Malum bahar mayhoşluğu etkisiyle, Orhan Veli'nin ‘Beni Bu Havalar Hasta Etti' dediği aya az bir zaman kala ‘Silivri'de İlkbahar' macerası için yola koyuluyoruz.
Erik ve badem ağaçları kadraj içine alınıyor, bir müsait zamanda deniz kenarındaki sahil çay bahçelerinde bakıyoruz Çetin Özer'in İstanbul fotoğraflarına.
Epeydir Kültür Koleji Mezunlarının neler yaptıkları hep merak ettiğim bir konuydu, inanın.
Bu konuyu ve bu renkli fotoları bir yana bırakıp, “Grinin Elli Tonu” diyebileceğimiz Silivri sokaklarına dalıyoruz.
‘Ne olacak bu Silivri'nin hali?' demişiz. Gazete almak için girdiğimiz Bakkal Bayram 1938'den beri kaliteli ekmek üreten Balkan göçmenlerine işaret ediyor, Silivri'nin meşhur Un Fabrikasına demir çelik işleri yapan ağabeyin deniz kenarına yaptığı köprüye getiriyor konuyu.

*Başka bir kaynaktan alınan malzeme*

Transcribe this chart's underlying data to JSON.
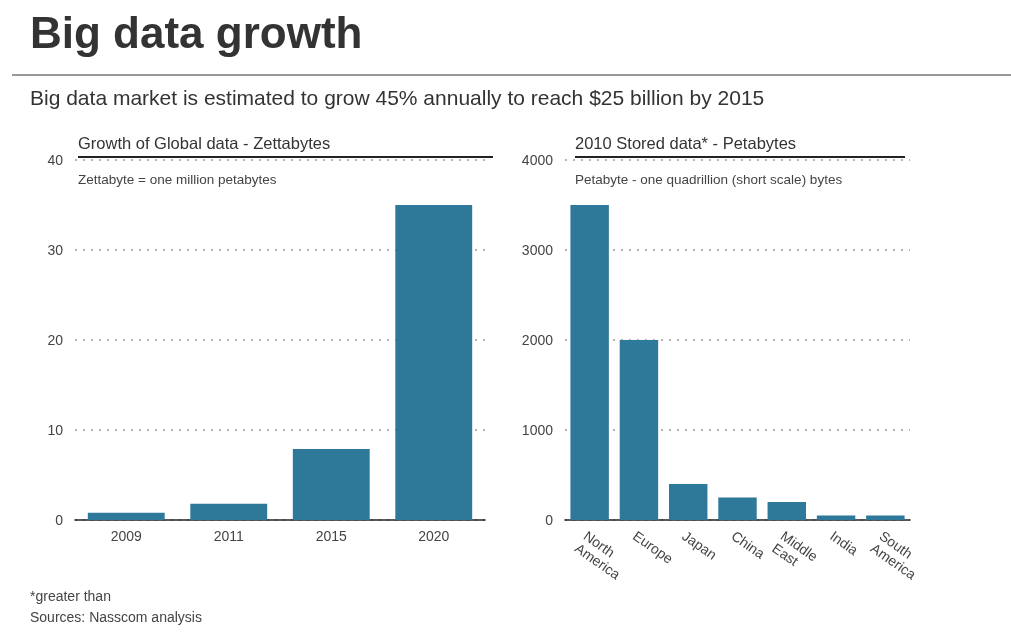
{
  "chart_data": [
    {
      "type": "other",
      "title": "Big data growth",
      "subtitle": "Big data market is estimated to grow 45% annually to reach $25 billion by 2015",
      "annotations": [
        "*greater than",
        "Sources: Nasscom analysis"
      ]
    },
    {
      "type": "bar",
      "title": "Growth of Global data - Zettabytes",
      "subtitle": "Zettabyte = one million petabytes",
      "categories": [
        "2009",
        "2011",
        "2015",
        "2020"
      ],
      "values": [
        0.8,
        1.8,
        7.9,
        35
      ],
      "color": "#2e7899",
      "ylim": [
        0,
        40
      ],
      "yticks": [
        0,
        10,
        20,
        30,
        40
      ],
      "grid": "y"
    },
    {
      "type": "bar",
      "title": "2010 Stored data* - Petabytes",
      "subtitle": "Petabyte - one quadrillion (short scale) bytes",
      "categories": [
        "North America",
        "Europe",
        "Japan",
        "China",
        "Middle East",
        "India",
        "South America"
      ],
      "values": [
        3500,
        2000,
        400,
        250,
        200,
        50,
        50
      ],
      "color": "#2e7899",
      "ylim": [
        0,
        4000
      ],
      "yticks": [
        0,
        1000,
        2000,
        3000,
        4000
      ],
      "grid": "y"
    }
  ]
}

(Ne zaman önünden geçecek olsam, iki yılda Boğaz Köprüsü bitiren Japonları anımsarım.)
Ona göre Silivri ve sorunları için fırıncı ya da kırtasiyeci esnafı dinlemeliymişim. Bu işleri en iyi berberler bilir…
Berber Hasan yerel gazete ile başlıyor, bir tıraş yapımız zamanda Terzi Kerim'le yarışıyor inanın. Söylediği şeyler doğruysa eğer Silivri yerel gazetesi hiçbir menfaat gözetmeden yalnızca doğruları yazmakla nam yapmış buralarda.
‘Ordu'nun Dereleri' türküsü düşüyor zihnime. Dereler yukarı doğru akacak olsa, belediyeciler ne rahat edecek bilseniz...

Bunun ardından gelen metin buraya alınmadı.